The EEG data was digitally filtered between 0.1~30 Hz. Since this project focused only on the analysis motor intention prior to any actual movements, all three different effectors were included and combined in the analysis. The data was separated into three groups (left, right, or forward) based on the “Direction cues”. Bad channels, as the results of poor skin contact, eye blink, eye movement, or muscle movement were detected based on their particular signal characteristics and abnormal amplitude information, were replaced by the averaged signals from neighboring channels using NetStation built-in functions. Only those artifact-free epochs (with amplitude <50μV) were used for further analysis. The data was also re-referenced to the average signal across all 128 electrodes. The 100ms before onset of each trial was used for baseline correction adjustments.

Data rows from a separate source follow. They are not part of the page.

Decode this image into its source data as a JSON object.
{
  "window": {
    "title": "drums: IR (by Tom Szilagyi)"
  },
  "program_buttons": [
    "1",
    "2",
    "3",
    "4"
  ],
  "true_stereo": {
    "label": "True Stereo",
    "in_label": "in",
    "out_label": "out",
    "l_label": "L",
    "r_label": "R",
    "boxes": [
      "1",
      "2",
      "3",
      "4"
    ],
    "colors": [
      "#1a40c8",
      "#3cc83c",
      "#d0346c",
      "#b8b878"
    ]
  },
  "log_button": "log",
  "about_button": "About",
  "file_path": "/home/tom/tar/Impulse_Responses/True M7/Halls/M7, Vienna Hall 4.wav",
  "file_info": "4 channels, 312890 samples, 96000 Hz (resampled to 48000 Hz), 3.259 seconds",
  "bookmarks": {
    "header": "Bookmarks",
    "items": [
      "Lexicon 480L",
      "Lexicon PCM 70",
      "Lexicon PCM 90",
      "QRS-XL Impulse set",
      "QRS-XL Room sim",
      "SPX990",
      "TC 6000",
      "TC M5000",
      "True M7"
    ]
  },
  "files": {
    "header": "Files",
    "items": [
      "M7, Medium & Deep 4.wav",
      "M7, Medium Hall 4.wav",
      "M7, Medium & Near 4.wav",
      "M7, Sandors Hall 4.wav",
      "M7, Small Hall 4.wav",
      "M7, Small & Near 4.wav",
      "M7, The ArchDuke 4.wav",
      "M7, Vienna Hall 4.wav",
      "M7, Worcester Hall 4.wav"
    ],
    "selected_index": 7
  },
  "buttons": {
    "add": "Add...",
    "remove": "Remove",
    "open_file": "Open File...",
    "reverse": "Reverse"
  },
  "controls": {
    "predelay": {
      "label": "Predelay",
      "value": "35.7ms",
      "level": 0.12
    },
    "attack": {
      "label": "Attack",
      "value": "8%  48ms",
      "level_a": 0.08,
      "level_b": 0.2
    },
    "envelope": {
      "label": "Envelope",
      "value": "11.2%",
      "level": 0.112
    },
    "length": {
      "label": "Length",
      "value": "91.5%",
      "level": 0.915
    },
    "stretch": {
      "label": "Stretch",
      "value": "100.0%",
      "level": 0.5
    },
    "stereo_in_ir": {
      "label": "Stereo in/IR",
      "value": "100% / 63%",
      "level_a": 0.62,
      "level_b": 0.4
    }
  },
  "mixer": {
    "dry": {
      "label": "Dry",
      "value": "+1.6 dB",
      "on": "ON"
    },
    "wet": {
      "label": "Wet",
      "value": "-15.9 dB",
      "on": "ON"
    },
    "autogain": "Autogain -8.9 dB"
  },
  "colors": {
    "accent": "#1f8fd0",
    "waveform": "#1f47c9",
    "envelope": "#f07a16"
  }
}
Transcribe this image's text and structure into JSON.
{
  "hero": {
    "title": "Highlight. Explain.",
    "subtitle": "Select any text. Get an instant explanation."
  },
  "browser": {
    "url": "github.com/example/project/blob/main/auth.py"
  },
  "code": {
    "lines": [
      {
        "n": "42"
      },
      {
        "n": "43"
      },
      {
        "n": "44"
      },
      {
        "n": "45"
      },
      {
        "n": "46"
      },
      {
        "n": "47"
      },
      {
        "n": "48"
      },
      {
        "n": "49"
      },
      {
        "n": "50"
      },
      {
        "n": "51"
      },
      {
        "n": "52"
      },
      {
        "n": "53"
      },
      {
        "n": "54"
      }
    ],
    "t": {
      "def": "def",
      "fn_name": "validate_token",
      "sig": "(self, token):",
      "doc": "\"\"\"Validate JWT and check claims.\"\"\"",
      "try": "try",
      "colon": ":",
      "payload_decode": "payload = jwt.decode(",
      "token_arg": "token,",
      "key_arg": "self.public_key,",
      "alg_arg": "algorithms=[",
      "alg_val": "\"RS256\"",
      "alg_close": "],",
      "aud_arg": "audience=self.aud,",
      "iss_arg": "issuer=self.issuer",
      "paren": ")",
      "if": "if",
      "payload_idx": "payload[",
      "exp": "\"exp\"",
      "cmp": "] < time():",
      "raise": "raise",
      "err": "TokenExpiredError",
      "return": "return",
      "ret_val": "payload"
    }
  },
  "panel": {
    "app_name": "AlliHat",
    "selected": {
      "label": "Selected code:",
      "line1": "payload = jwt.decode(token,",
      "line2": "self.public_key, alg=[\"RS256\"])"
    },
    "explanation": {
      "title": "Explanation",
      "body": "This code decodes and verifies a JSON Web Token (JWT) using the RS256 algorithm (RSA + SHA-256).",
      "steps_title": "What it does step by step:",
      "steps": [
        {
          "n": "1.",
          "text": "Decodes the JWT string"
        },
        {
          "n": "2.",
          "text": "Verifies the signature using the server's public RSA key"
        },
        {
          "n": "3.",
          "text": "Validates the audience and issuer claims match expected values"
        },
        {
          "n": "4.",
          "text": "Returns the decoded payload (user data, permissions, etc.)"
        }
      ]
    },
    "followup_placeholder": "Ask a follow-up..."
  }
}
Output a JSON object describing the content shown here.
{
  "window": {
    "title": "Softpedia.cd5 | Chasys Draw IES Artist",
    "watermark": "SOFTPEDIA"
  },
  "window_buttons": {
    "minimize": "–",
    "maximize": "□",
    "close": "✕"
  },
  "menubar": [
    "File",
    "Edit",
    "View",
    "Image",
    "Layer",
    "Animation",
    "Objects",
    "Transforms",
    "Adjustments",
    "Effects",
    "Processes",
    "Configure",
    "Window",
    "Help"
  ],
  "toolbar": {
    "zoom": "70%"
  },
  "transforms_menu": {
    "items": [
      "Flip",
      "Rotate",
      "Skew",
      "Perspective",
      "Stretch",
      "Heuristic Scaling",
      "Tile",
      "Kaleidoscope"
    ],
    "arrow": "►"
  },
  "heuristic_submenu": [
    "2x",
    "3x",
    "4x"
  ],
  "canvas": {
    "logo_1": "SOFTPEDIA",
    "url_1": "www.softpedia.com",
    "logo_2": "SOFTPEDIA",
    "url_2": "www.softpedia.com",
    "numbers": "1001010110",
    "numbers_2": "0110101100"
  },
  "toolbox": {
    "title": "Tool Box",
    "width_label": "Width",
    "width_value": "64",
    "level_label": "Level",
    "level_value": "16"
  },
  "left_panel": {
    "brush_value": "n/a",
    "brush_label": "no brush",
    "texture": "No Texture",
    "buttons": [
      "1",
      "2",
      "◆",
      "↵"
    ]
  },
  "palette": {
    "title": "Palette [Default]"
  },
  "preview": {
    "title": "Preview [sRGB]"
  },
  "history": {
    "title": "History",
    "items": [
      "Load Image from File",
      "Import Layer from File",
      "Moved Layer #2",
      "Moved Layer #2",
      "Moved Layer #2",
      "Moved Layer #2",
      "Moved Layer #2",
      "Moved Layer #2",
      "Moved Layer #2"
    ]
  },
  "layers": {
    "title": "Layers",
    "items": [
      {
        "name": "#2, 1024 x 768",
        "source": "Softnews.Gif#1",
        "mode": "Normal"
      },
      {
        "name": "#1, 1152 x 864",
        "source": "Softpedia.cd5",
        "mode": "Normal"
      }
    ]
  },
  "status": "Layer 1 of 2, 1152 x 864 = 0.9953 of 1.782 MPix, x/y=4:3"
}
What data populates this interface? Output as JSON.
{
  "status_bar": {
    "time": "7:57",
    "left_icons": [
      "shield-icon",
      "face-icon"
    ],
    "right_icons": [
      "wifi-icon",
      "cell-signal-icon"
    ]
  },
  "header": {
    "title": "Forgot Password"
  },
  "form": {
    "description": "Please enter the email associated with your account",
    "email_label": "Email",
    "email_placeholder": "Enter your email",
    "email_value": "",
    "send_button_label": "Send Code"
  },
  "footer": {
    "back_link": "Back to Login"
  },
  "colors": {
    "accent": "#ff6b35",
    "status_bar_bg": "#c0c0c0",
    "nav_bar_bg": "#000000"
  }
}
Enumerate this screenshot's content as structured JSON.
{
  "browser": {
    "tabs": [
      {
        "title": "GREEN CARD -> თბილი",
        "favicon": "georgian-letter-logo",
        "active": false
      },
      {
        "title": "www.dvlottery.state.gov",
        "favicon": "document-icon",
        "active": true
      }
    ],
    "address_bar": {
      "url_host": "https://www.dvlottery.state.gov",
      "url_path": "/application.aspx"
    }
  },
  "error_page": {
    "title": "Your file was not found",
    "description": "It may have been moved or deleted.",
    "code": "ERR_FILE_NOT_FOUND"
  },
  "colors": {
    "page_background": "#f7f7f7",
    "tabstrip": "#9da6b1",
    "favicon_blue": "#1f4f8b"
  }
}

2.3. Offline Source Localization Validation

Source localization was performed offline as a way to validate that the activated brain regions of our recorded data is consistent with the literature. The process described in this subsection would not be needed in the real-time implementation of the motor intention decoder. Independent component analysis (ICA)[25] was first performed using the extended Infomax-ICA algorithm in the EEGLAB tools[26] to find the maximally temporally independent signals available[27]. Figure 5 illustrates the averaged signals across all the recording trials before and after the removal of eye motion artifact. The DIPFIT 2.0 algorithm was then used to estimate the dipole sources of the remaining independent component (IC) after spatial filtering[26]. The dipoles were projected onto the boundary element mode in EEGLAB then plotted on the average MNI (Montreal Neurological Institute) brain images[28]. The source locations were then specified using the Talairach coordinate system. Dipole locations from the source localization algorithm would not be used in the single-trial classification of arm movement direction since it is a time consuming process.
Figure 5. EEG signals before and after spatial filtering is shown. The signal for each channel is averaged across all trials prior to ICA spatial filtering. An example of eye artifact is seen in the EEG spatial map around 305ms. The averaged signal for each channel after ICA spatial filtering is shown at the bottom subplot

2.4. Ensemble Empirical Mode Decomposition

Ensemble empirical mode decomposition (EEMD) is a data-driven analysis method that separates the signal into a collection of intrinsic mode functions (IMFs). It is a powerful approach for analyzing nonlinear, non-stationary EEG signal since the method is only based on local characteristic time scale[29-31]. Unlike traditional bandpass filters, EEMD breaks down the signals in an empirical manner, which is strictly based on the signal characteristics without specifying any frequency bands[32]. Mode mixing problem that existed in the Empirical mode decomposition (EMD) method can be resolved by EEMD utilizing the uniformly distributed reference frame by the addition of white noise[33]. The procedure for EEMD has been described in great detailed in[29], and would not be repeated here.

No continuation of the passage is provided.